Its underwriter isn't so sure about NQ Mobile any more
NQ Mobile is sort of a Schrödinger's Chinese company; it is either a big mobile-services provider or a big fraud, depending on whom you ask. If you ask short-seller Muddy Waters, NQ has a bunch of fake offices and inflates its sales figures by selling mostly to itself; if you ask NQ Mobile, it's a totally legitimate company and Muddy Waters just doesn't understand how business is done in China. If you'd asked Piper Jaffray two weeks ago, I guess they'd have come down on NQ's side, given that they were lead underwriter on NQ's U.S. initial public offering in 2011. But yesterday Piper Jaffray "suspended" its buy rating on NQ Mobile "until we have more deeply investigated various allegations against the company made by third parties"; that investigation is called "due diligence" and is normally conducted before you underwrite the IPO. Here is a helpful quote:
“Obviously it would cause tremendous concern, especially if it’s the IPO lead manager,” Erik Lam, director of Asian equity sales at Auerbach Grayson & Co. in New York, said by phone. “That certainly doesn’t sound positive.”
It does not.
It should have been less sure about an ice rink in Wenatchee
Piper Jaffray is having a rough week, actually; yesterday it was fined by $300,000 by the Securities and Exchange Commission for underwriting a $41.8 million municipal bond deal to finance an ice rink in Wenatchee, Washington. The rink appears to have been real, so that's something, but it was not economically viable:
The SEC determined that the Greater Wenatchee Regional Events Center Public Facilities District failed to make material disclosures in the official statement for bond anticipation notes sold in 2008, including an independent consultant's questions about the economic viability of the project being financed, the SEC said.
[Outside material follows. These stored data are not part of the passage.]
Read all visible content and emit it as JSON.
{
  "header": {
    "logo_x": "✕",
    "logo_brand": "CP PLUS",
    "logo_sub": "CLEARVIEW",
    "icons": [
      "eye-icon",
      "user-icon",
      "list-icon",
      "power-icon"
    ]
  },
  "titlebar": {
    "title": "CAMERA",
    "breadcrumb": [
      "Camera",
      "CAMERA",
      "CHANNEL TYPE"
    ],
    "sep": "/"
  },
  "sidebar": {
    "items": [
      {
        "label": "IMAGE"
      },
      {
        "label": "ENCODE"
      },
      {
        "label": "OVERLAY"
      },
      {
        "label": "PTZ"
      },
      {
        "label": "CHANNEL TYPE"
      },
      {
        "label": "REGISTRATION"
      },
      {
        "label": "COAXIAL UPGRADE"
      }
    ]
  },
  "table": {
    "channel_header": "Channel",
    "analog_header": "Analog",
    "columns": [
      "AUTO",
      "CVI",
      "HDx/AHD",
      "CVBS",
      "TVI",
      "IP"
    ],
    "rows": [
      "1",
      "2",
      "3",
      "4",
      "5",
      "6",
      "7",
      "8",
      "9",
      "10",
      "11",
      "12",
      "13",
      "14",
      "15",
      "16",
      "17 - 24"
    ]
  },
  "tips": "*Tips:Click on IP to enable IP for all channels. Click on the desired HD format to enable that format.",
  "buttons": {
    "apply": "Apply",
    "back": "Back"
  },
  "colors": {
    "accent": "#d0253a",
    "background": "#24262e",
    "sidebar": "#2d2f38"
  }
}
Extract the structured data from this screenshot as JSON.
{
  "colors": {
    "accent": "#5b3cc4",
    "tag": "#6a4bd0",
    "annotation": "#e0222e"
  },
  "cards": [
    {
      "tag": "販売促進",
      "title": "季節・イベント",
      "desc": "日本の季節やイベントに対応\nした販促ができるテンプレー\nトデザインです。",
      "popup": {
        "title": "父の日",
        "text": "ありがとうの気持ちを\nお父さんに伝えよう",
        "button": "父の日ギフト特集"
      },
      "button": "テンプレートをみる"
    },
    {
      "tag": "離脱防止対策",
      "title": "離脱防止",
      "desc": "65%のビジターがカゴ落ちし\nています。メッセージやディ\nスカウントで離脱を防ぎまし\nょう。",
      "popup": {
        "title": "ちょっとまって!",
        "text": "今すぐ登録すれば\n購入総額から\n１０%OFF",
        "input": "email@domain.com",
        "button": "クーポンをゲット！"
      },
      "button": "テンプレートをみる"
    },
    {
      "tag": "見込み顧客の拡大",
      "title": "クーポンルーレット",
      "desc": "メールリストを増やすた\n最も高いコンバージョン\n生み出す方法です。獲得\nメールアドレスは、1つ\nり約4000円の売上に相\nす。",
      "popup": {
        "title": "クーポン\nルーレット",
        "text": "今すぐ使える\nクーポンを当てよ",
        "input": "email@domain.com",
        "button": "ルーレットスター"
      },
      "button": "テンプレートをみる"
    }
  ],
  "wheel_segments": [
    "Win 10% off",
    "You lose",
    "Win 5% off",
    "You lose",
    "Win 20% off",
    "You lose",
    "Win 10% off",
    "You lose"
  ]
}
The bonds defaulted, and the SEC also fined the Greater Wenatchee Whatsit $20,000, making it the first municipal debt issuer to be fined by the SEC for fraud. Mostly because the SEC has only recently concluded that it is allowed to police municipal issues for fraud. This seems like a good development, in that municipal bonds are sold to a lot of small conservative retail investors, but it's somewhat weird to see a government agency calling out other governments for making false statements about their finances. I mean, Treasuries are an even bigger market than munis, it would be fun if the SEC went after Congresspeople every time they said something wrong about the U.S. government's finances.
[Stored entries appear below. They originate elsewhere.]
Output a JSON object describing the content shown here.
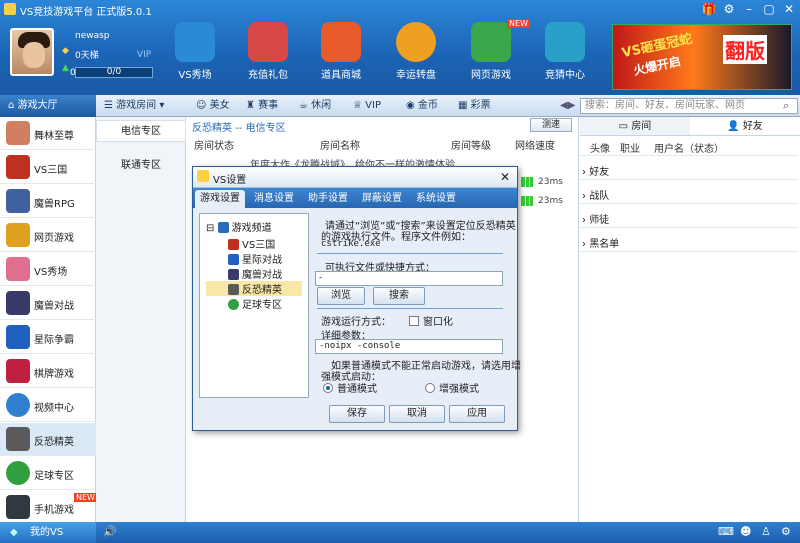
{
  "window": {
    "title": "VS竞技游戏平台  正式版5.0.1",
    "controls": [
      "gift-icon",
      "gear-icon",
      "minimize-icon",
      "restore-icon",
      "close-icon"
    ]
  },
  "user": {
    "name": "newasp",
    "ladder": "0天梯",
    "vip": "VIP",
    "level": "0级",
    "progress": "0/0"
  },
  "nav": [
    {
      "label": "VS秀场",
      "icon": "microphone-icon",
      "color": "#2a8ad8"
    },
    {
      "label": "充值礼包",
      "icon": "gift-icon",
      "color": "#d84848"
    },
    {
      "label": "道具商城",
      "icon": "shop-icon",
      "color": "#e85a2a"
    },
    {
      "label": "幸运转盘",
      "icon": "wheel-icon",
      "color": "#f0a020"
    },
    {
      "label": "网页游戏",
      "icon": "gamepad-icon",
      "color": "#3aa84a",
      "badge": "NEW"
    },
    {
      "label": "竞猜中心",
      "icon": "quiz-icon",
      "color": "#2aa0c8"
    }
  ],
  "banner": {
    "line1": "VS砸蛋冠蛇",
    "line2": "火爆开启",
    "line3": "翻版"
  },
  "tabs": {
    "hall": "游戏大厅",
    "rooms": "游戏房间",
    "items": [
      "美女",
      "赛事",
      "休闲",
      "VIP",
      "金币",
      "彩票"
    ]
  },
  "search": {
    "placeholder": "搜索：房间、好友、房间玩家、网页"
  },
  "sidebar": [
    {
      "label": "舞林至尊",
      "color": "#d08060"
    },
    {
      "label": "VS三国",
      "color": "#c03020"
    },
    {
      "label": "魔兽RPG",
      "color": "#4060a0"
    },
    {
      "label": "网页游戏",
      "color": "#e0a020"
    },
    {
      "label": "VS秀场",
      "color": "#e07090"
    },
    {
      "label": "魔兽对战",
      "color": "#3a3a6a"
    },
    {
      "label": "星际争霸",
      "color": "#2060c0"
    },
    {
      "label": "棋牌游戏",
      "color": "#c02040"
    },
    {
      "label": "视频中心",
      "color": "#3080d0"
    },
    {
      "label": "反恐精英",
      "color": "#5a5a5a"
    },
    {
      "label": "足球专区",
      "color": "#30a040"
    },
    {
      "label": "手机游戏",
      "color": "#303840",
      "badge": "NEW"
    }
  ],
  "col2": {
    "items": [
      "电信专区",
      "联通专区"
    ]
  },
  "main": {
    "breadcrumb": "反恐精英 -- 电信专区",
    "speed_button": "测速",
    "headers": [
      "房间状态",
      "房间名称",
      "房间等级",
      "网络速度"
    ],
    "notice": "年度大作《龙腾战域》，给你不一样的激情体验",
    "speeds": [
      "23ms",
      "23ms"
    ]
  },
  "right": {
    "tabs": [
      "房间",
      "好友"
    ],
    "headers": [
      "头像",
      "职业",
      "用户名（状态）"
    ],
    "groups": [
      "好友",
      "战队",
      "师徒",
      "黑名单"
    ]
  },
  "status": {
    "myvs": "我的VS"
  },
  "dialog": {
    "title": "VS设置",
    "tabs": [
      "游戏设置",
      "消息设置",
      "助手设置",
      "屏蔽设置",
      "系统设置"
    ],
    "tree": {
      "root": "游戏频道",
      "children": [
        {
          "label": "VS三国",
          "color": "#c03020"
        },
        {
          "label": "星际对战",
          "color": "#2060c0"
        },
        {
          "label": "魔兽对战",
          "color": "#3a3a6a"
        },
        {
          "label": "反恐精英",
          "color": "#5a5a5a"
        },
        {
          "label": "足球专区",
          "color": "#30a040"
        }
      ]
    },
    "intro1": "请通过“浏览”或“搜索”来设置定位反恐精英",
    "intro2": "的游戏执行文件。程序文件例如：",
    "example": "cstrike.exe",
    "exe_label": "可执行文件或快捷方式：",
    "exe_value": "-",
    "browse": "浏览",
    "search": "搜索",
    "mode_label": "游戏运行方式：",
    "windowed": "窗口化",
    "params_label": "详细参数：",
    "params_value": "-noipx -console",
    "enhanced_note1": "如果普通模式不能正常启动游戏，请选用增",
    "enhanced_note2": "强模式启动：",
    "normal_mode": "普通模式",
    "enhanced_mode": "增强模式",
    "save": "保存",
    "cancel": "取消",
    "apply": "应用"
  }
}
Be careful with appraisal rights
Appraisal rights are an old-timey weapon in the M&A arsenal that recently gained some notoriety when Carl Icahn threatened to use them in the Dell buyout fight. The idea is that shareholders of a merger target who don't like the price they're getting can vote against the deal and then ask a Delaware court to value the company; then they get whatever the court says their shares are worth. There is an obvious sense in which the shares are worth whatever a willing buyer will pay for them in an arm's-length transaction, and last week a Delaware court said more or less that. Specifically, the "court determined that the arms-length sale price -- exclusive of synergies -- generated by the conflict-free auction was the most relevant indicator of value." This should worry anyone seeking appraisal in future deals: Your most likely outcome might be getting the merger price, less synergies, so you might as well just take the merger price. It won't be too much of a deterrent, though, as the main argument in most deals -- including Dell -- is that the deal wasn't arms-length or conflict-free so, y'know, carry on.
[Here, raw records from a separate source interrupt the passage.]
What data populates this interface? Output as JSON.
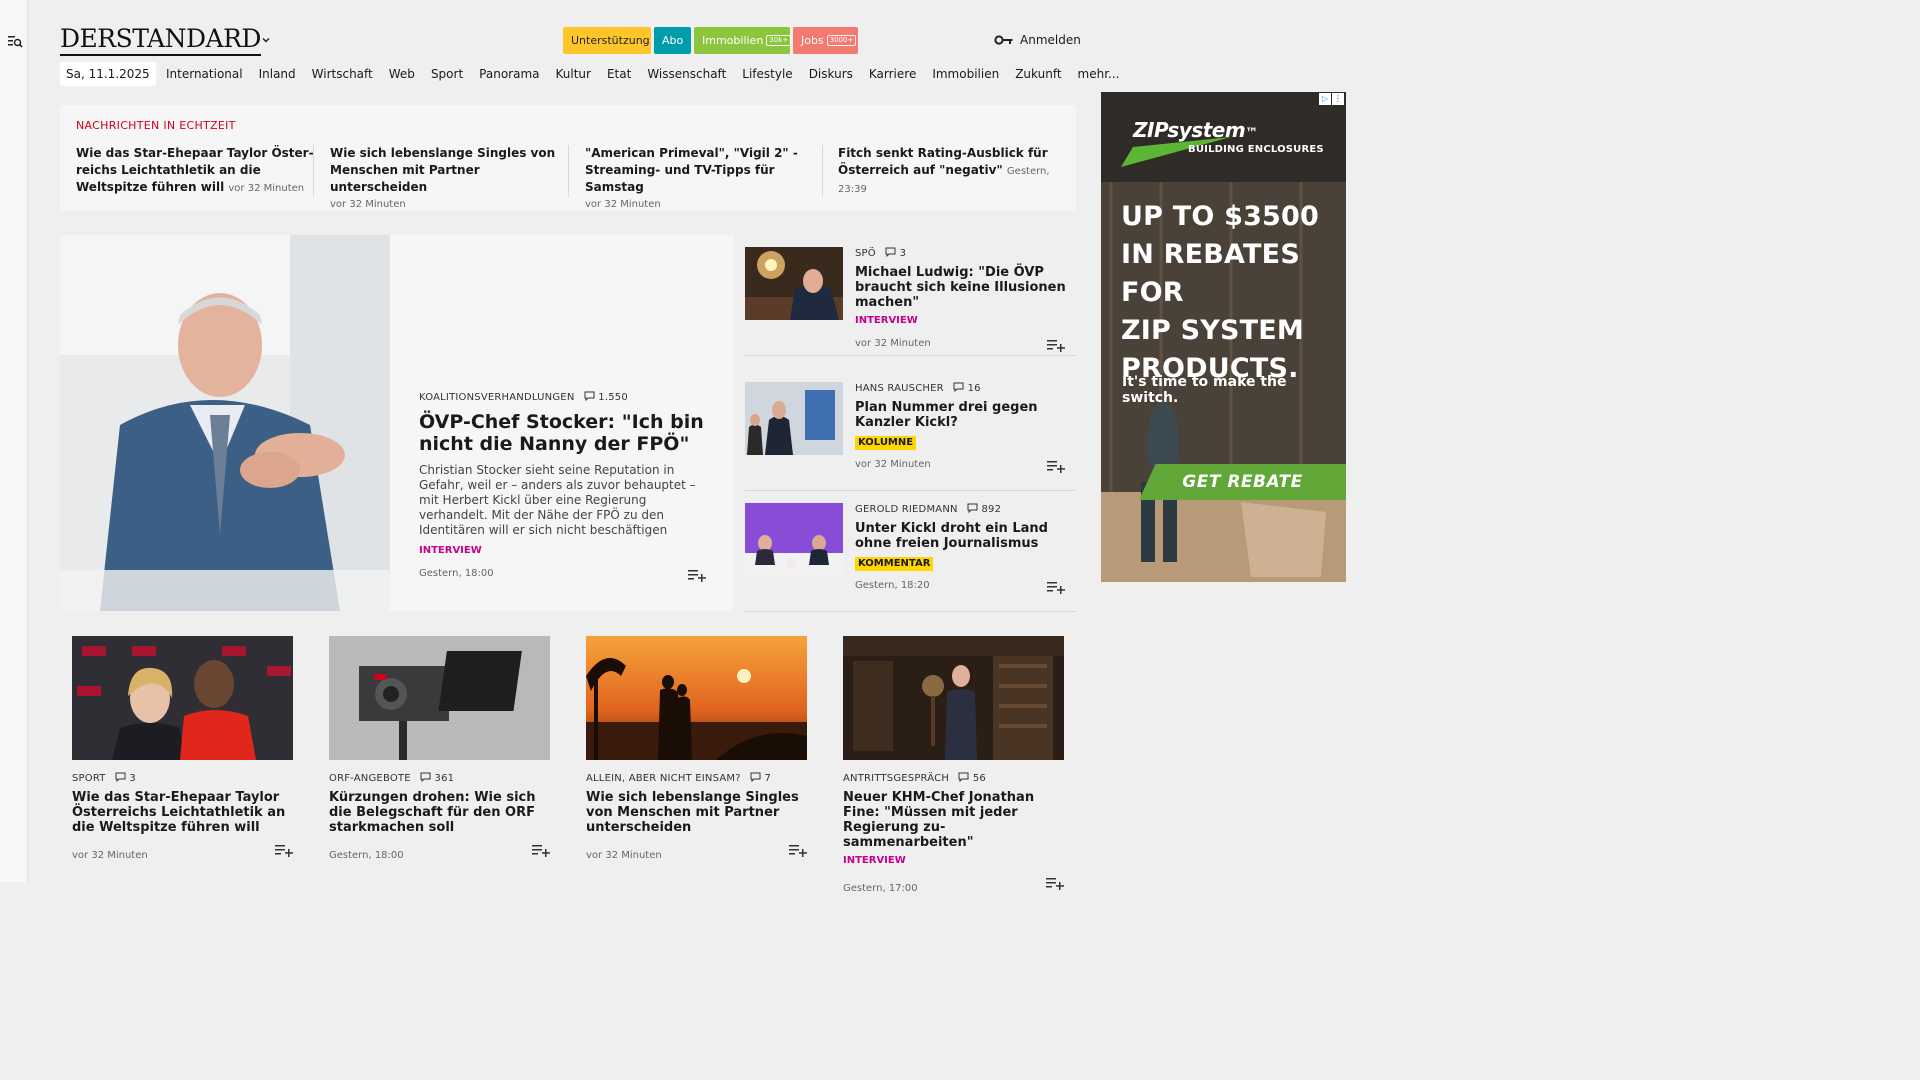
{
  "brand": {
    "logo": "DERSTANDARD"
  },
  "header": {
    "support_label": "Unterstützung",
    "abo_label": "Abo",
    "immobilien_label": "Immobilien",
    "immobilien_tag": "30k+",
    "jobs_label": "Jobs",
    "jobs_tag": "3000+",
    "login_label": "Anmelden"
  },
  "nav": {
    "date": "Sa, 11.1.2025",
    "items": [
      "International",
      "Inland",
      "Wirtschaft",
      "Web",
      "Sport",
      "Panorama",
      "Kultur",
      "Etat",
      "Wissenschaft",
      "Lifestyle",
      "Diskurs",
      "Karriere",
      "Immobilien",
      "Zukunft",
      "mehr..."
    ]
  },
  "realtime": {
    "title": "NACHRICHTEN IN ECHTZEIT",
    "items": [
      {
        "headline": "Wie das Star-Ehepaar Taylor Öster­reichs Leichtathletik an die Weltspitze führen will",
        "time": "vor 32 Minuten"
      },
      {
        "headline": "Wie sich lebenslange Singles von Menschen mit Partner unterscheiden",
        "time": "vor 32 Minuten"
      },
      {
        "headline": "\"American Primeval\", \"Vigil 2\" - Strea­ming- und TV-Tipps für Samstag",
        "time": "vor 32 Minuten"
      },
      {
        "headline": "Fitch senkt Rating-Ausblick für Öster­reich auf \"negativ\"",
        "time": "Gestern, 23:39"
      }
    ]
  },
  "hero": {
    "kicker": "KOALITIONSVERHANDLUNGEN",
    "comments": "1.550",
    "title": "ÖVP-Chef Stocker: \"Ich bin nicht die Nanny der FPÖ\"",
    "lead": "Christian Stocker sieht seine Reputation in Gefahr, weil er – anders als zuvor behauptet – mit Herbert Kickl über eine Regierung verhandelt. Mit der Nähe der FPÖ zu den Identitären will er sich nicht beschäftigen",
    "tag": "INTERVIEW",
    "time": "Gestern, 18:00"
  },
  "side": [
    {
      "kicker": "SPÖ",
      "comments": "3",
      "title": "Michael Ludwig: \"Die ÖVP braucht sich keine Illusionen machen\"",
      "tag": "INTERVIEW",
      "time": "vor 32 Minuten"
    },
    {
      "kicker": "HANS RAUSCHER",
      "comments": "16",
      "title": "Plan Nummer drei gegen Kanzler Kickl?",
      "tag": "KOLUMNE",
      "time": "vor 32 Minuten"
    },
    {
      "kicker": "GEROLD RIEDMANN",
      "comments": "892",
      "title": "Unter Kickl droht ein Land ohne freien Journalismus",
      "tag": "KOMMENTAR",
      "time": "Gestern, 18:20"
    }
  ],
  "cards": [
    {
      "kicker": "SPORT",
      "comments": "3",
      "title": "Wie das Star-Ehepaar Taylor Österreichs Leichtathletik an die Weltspitze führen will",
      "time": "vor 32 Minuten"
    },
    {
      "kicker": "ORF-ANGEBOTE",
      "comments": "361",
      "title": "Kürzungen drohen: Wie sich die Belegschaft für den ORF starkmachen soll",
      "time": "Gestern, 18:00"
    },
    {
      "kicker": "ALLEIN, ABER NICHT EINSAM?",
      "comments": "7",
      "title": "Wie sich lebenslange Singles von Menschen mit Partner unterscheiden",
      "time": "vor 32 Minuten"
    },
    {
      "kicker": "ANTRITTSGESPRÄCH",
      "comments": "56",
      "title": "Neuer KHM-Chef Jonathan Fine: \"Müssen mit jeder Regierung zu­sammenarbeiten\"",
      "tag": "INTERVIEW",
      "time": "Gestern, 17:00"
    }
  ],
  "ad": {
    "brand": "ZIPsystem",
    "brand_tm": "™",
    "sub": "BUILDING ENCLOSURES",
    "headline_1": "UP TO $3500",
    "headline_2": "IN REBATES FOR",
    "headline_3": "ZIP SYSTEM",
    "headline_4": "PRODUCTS.",
    "tagline": "It's time to make the switch.",
    "cta": "GET REBATE"
  },
  "colors": {
    "accent_red": "#d0021b",
    "interview_magenta": "#c4008c",
    "label_yellow": "#ffd600",
    "support": "#ffc629",
    "abo": "#009cab",
    "immobilien": "#8cc63f",
    "jobs": "#f37a71"
  }
}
Tech companies are hiring MBAs for some reason
Here is an article about how business-school graduates are increasingly taking jobs in the technology sector instead of in finance, because building iPhone apps is viewed as a "more meaningful" way to "drive innovation" than building derivatives, which, okay, whatever, MBAs. Everyone seems to think that what MBAs do with their lives is a leading indicator of a bubble, so I suppose I will declare a tech bubble, you heard it here like four hundredth. Also, finance is less fun than it used to be, with lower pay and stricter regulation, largely due to what previous crops of MBAs got up to in the last few years. Something for the tech companies hiring the current crop to consider.